Internet doesn't have a single point of failure. People that depends on X with X being the major clouds may be considered a point of failure for your specific application, but that's just your application, not the internet itself. Internet is already decentralized by nature.

> Sure, there are other hosting providers, but there's far too much centralization of Internet resources on those four platforms.

Because it's convenient. Decentralization has a constant cost. Centralization benefits from economics of scale.

> Because if you don't have enough bandwidth, you'll need to host your content/resources in "the cloud" (read: someone else's servers). And that locks all of us into centralized platforms.

Peer-to-peer solutions work fine, and you don't need multi gigabit synchronous links for that.

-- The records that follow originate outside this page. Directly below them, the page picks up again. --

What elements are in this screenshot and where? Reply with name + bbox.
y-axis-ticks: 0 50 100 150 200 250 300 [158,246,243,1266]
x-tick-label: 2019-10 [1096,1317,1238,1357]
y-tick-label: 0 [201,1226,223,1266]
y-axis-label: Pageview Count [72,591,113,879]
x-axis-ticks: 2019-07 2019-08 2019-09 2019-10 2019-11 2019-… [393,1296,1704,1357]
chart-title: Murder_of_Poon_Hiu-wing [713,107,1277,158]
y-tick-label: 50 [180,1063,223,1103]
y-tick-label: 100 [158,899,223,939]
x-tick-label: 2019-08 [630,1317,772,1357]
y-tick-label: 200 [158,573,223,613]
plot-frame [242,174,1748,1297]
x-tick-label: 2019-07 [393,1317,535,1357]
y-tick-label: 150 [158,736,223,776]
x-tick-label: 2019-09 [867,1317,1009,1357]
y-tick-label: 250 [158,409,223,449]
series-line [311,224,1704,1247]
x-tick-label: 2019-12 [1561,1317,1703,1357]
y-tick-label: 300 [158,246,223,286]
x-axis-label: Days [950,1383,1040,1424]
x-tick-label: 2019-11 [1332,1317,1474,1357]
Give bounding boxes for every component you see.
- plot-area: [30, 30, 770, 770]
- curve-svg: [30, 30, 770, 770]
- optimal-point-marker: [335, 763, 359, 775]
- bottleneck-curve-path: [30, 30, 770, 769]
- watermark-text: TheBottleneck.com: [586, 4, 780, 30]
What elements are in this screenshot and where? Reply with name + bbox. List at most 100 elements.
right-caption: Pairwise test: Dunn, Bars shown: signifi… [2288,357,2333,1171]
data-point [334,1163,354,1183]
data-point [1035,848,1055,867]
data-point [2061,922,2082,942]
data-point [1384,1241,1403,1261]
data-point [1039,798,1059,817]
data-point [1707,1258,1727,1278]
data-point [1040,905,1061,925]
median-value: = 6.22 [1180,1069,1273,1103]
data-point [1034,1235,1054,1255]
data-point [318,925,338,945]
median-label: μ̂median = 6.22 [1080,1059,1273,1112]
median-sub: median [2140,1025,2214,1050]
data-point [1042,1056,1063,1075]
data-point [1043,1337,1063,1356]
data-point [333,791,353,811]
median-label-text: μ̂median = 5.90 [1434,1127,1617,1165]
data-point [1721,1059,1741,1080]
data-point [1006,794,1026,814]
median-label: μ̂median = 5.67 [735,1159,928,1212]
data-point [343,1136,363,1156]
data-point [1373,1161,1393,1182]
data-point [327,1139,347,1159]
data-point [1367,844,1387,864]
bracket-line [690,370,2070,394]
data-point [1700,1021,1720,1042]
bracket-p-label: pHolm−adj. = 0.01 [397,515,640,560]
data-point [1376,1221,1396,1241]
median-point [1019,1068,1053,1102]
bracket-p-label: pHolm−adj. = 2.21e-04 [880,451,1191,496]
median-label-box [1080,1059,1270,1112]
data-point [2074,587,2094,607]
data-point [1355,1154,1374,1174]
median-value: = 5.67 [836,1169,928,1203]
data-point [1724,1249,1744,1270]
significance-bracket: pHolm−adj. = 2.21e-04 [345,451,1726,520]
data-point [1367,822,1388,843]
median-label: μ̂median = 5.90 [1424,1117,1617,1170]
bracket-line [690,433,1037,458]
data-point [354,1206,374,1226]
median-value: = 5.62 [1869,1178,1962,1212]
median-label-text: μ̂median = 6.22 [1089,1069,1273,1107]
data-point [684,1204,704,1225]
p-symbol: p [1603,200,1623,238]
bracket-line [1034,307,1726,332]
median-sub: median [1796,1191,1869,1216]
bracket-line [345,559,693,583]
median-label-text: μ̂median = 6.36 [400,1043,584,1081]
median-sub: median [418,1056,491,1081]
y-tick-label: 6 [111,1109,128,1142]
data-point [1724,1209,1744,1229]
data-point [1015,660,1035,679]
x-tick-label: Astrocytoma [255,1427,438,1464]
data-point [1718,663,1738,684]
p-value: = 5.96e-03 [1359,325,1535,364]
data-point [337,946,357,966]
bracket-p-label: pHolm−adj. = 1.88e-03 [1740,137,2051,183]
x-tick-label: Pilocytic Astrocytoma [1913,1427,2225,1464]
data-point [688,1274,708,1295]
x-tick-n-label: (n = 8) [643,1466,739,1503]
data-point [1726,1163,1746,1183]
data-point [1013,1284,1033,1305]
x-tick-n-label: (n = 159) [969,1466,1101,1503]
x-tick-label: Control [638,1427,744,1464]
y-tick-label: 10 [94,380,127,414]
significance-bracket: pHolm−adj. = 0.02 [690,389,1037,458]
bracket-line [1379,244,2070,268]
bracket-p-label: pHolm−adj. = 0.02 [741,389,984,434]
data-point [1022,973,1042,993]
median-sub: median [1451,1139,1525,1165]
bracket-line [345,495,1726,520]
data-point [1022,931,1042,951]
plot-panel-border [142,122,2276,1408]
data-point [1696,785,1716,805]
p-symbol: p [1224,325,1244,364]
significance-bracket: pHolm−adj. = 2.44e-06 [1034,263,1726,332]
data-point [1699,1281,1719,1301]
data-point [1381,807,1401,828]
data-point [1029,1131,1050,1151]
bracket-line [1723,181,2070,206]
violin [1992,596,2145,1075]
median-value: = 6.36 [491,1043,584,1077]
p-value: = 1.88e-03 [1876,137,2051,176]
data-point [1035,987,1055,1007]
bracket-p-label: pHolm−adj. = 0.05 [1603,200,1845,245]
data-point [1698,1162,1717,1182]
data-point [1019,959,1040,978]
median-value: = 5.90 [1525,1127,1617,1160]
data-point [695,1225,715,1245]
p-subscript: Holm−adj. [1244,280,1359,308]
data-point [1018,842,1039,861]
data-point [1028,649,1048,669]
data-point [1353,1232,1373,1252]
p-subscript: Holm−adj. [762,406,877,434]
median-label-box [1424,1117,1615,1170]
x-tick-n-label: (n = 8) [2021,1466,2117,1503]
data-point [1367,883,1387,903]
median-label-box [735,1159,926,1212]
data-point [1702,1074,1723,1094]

What Web3 seems to be trying to do is to have the convinience of centralization with the resilience of decentralization. For example, distributed authentity and payments. That's a great and noble goal! But I wish people would come forward about that and the tradeoffs involved instead of just talking about decentralization. Internet is decentralized by nature.

1 comments

Note that I said:

   Not single points of failure, but a few major 
   (AWS, GCP, Azure, Cloudflare) points of failure.
And I most certainly didn't say or imply that such failures would "take down the internet." Rather, I said:

   Take any one or more of these down and there are 
   major disruptions in commerce, connectivity and 
   communications.
That's very different from what you appear to think I said.

>Because it's convenient. Decentralization has a constant cost. Centralization benefits from economics of scale.

But there are costs to that centralization too. Not measured in dollars, but in freedom, creativity and choice.

>Peer-to-peer solutions work fine, and you don't need multi gigabit synchronous links for that.

Do they? If that were the case, we wouldn't have these behemoth tech corporations.

Decentralized solutions exist, but aren't currently viable for a variety of reasons. I chose to pick on asymmetric network links (the asymmetric part is the important bit, not necessarily total bandwidth, although that's important too) as a blocker to decentralization.

Feel free to disagree, but decentralization needs to be about more than just distributed block chains and services hosted on centralized server plantations.

Edit: Fixed usage: Asymmetric, not asynchronous. Sorry, still drinking coffee here.